Google Wave Notifier for Ubuntu
For several weeks now we have been using the wave to organize the work of such a small freelance team. And everything would be fine in general, but in order to be able to quickly respond to new tasks or bug reports, you had to not only keep the wave web interface open, but also periodically pay attention to it. And this is not always possible even when you just read some nonsense, not to mention the condition "buried in the ears." It also added a discomfort that, firstly, I work on a netbook - it’s enough for scripting, of course, but the less heavy applications it runs, the better :), and secondly, I don’t use Firefox, under which More recently, AddOn was released , reporting updated waves.
From this add-on I started dancing, dimly hoping that his developer got somewhere some kind of api, with which you can easily get information about the number of unread updates.
When I took the addon to pieces, it turned out that, unfortunately, there was used a rather brutal way, which I thought about myself when I just figured out writing a notifier - we just log in, get the web interface code, and parse the json an object that stores a bunch of different information, including the number of unread updates for blips.
So I spent a certain amount of time and inspired a Python script doing practically the same thing - with a certain interval it displays a system pop-up messagewith the number and names of updated waves.
upd: According to xdemon , it works in kde4, archlinux.

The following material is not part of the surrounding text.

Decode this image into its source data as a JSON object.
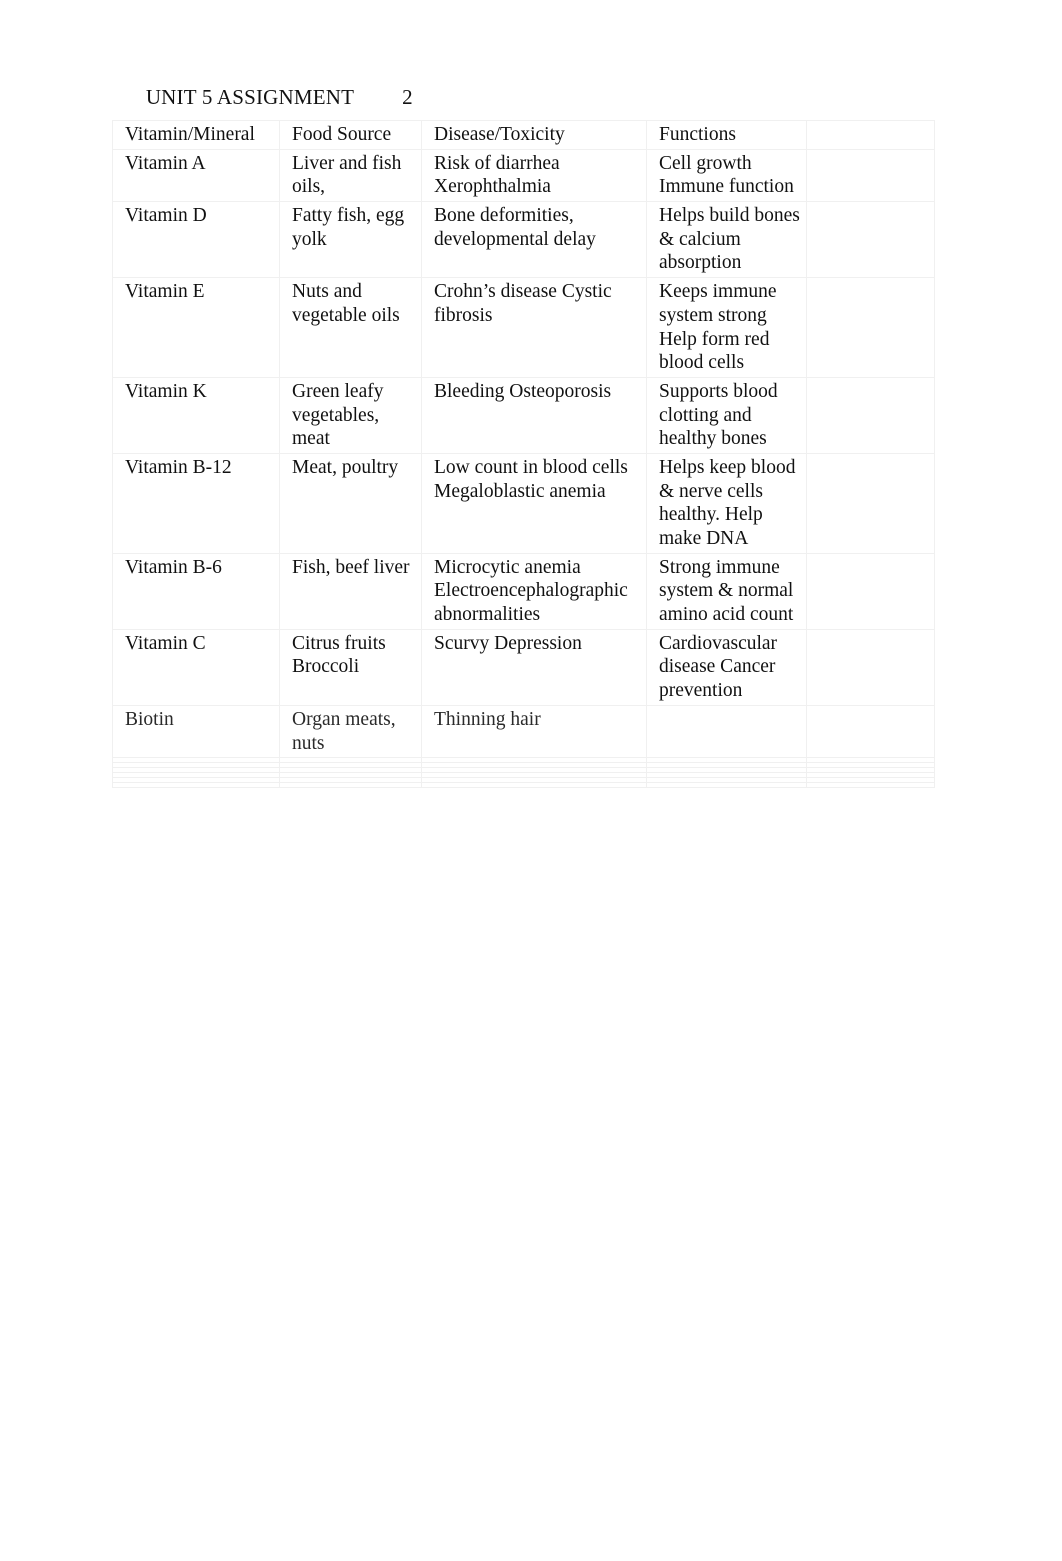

So, apparently, the design is not completely intolerable :)
But I think that it will not be a particular problem for those who want to rewrite the script for their system and their favorite message method, especially since the notification output code is specially (tricky) made into a separate function.
So, put the notifier:
- We make sure that we have python :), urllib, urllib2, cookielib. The easiest way is to enter python in the console, and import urllib, urllib2, cookielib in the line that appears. If you didn’t quarrel - Ctrl + D to get out of there. If you had a fight, we set it.
- Download archive from here
- Unpack it somewhere
- Rules notify.conf - the most obvious way, the login and password
Another parameter in config, timeout - are, respectively, the interval between scans in seconds - sudo chmod + x ./notify.py in the console in the folder where you unpacked
You can run :)
For the first time, it is probably better to start from the console, ./notify.py , simply because it displays a set of different debug and not very information, from which you can understand whether everything is in order.
There is still a run.sh file in the archive that I wrote later so that it would be possible to run the script from System-> Preferences-> Startup Applications at the system startup without any problems.
The main thing that the sh-script does is a pause before launching the Python-like one, so that all system messages can break up and the system has time to go online.
I hope this will be a useful gizmo for wave users :)
C&C very welcome!
PS: Icons from the MacUltimate Leopard set were used to display messages .
PPS: The script was written recently, I did not have much time to debug it, it is provided as is :)
In addition, despite all my efforts, I did not find Google’s official position in relation to such automatic recipients of information.